The  young actor playing Muzamil is  a  first-timer. He gives us  Muzamil’s conflicted agonized emotion unvarnished raw  and  real. The rest  of the cast seems to abide by the  film’s natural  rhythms. These are actors who  never learnt to act.

This ruggedly ruminative anti-melodrama is shot  in shades  of  brown and  grey and illumined  by  a feeling of  the fading light in the late  afternoon. For a  country that doesn’t have a  very rich cinematic  history  You Will Die At 20 is  remarkably poised and polished in technique. Natural sounds and open landscapes are  used  to  suggest the dilating dimensions of  doom hovering  over the  hazy horizon.

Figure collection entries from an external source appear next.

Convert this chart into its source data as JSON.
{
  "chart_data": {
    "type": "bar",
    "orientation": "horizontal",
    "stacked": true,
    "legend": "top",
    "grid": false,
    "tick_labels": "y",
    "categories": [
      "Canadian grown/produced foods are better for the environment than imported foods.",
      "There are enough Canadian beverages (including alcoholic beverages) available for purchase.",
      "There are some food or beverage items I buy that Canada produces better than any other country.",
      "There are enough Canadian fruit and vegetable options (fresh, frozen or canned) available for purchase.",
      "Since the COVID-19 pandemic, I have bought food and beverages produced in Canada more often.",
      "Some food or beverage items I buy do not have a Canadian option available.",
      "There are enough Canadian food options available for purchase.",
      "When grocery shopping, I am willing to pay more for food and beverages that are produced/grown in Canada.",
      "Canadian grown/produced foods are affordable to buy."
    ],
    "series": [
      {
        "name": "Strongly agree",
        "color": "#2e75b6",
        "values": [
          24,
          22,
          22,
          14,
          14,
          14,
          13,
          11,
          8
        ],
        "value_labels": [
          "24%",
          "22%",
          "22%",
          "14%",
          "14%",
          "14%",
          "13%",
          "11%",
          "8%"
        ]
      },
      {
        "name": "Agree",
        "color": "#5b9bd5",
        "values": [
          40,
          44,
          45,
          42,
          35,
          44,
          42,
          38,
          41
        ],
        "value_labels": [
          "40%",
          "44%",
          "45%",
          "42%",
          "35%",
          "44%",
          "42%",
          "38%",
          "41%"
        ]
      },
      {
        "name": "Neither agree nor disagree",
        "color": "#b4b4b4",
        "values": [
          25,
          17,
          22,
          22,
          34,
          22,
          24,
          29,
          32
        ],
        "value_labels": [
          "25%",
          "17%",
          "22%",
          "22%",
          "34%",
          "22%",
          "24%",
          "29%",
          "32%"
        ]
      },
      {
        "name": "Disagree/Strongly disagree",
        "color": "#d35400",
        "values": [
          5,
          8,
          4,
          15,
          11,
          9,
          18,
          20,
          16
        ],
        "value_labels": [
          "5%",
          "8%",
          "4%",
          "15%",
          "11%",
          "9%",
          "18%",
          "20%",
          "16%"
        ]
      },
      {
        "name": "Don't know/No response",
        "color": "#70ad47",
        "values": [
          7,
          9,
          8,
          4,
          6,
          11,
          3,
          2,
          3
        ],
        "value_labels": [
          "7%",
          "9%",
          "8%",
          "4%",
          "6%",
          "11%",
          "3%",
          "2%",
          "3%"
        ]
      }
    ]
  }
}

 For all its accomplishments, the film finally left me  with a sense  of incompleteness. It  opens  up  wounds (of blind faith)  that never healed.  But doesn’t really know  how  to heal those wounds. We sense some bona fide emotions  underlining every scene. We can even feel  Muzamil’s  mother denying herself those emotions  that she feels for her  son, knowing he would be snatched away from  her. But we  don’t feel the  surge  of  emotions that we ought to feel for a boy whose societal environment and  upbringing deny him his childhood and  adolescence for an  adulthood that  some creepy soothsayer says he won’t have.

 There is  a very disturbing sequence  where Muzamil’s face is caressed  by  a priest in a distinctly  sleazy way , as the holy man  suggests Muzamil come and spend his remaining days  in pleasing the men  of God. That hint of perversity says  it all. We needed more such moments condemning the underbelly of blind faith and less meditation  on pubescent  mortality.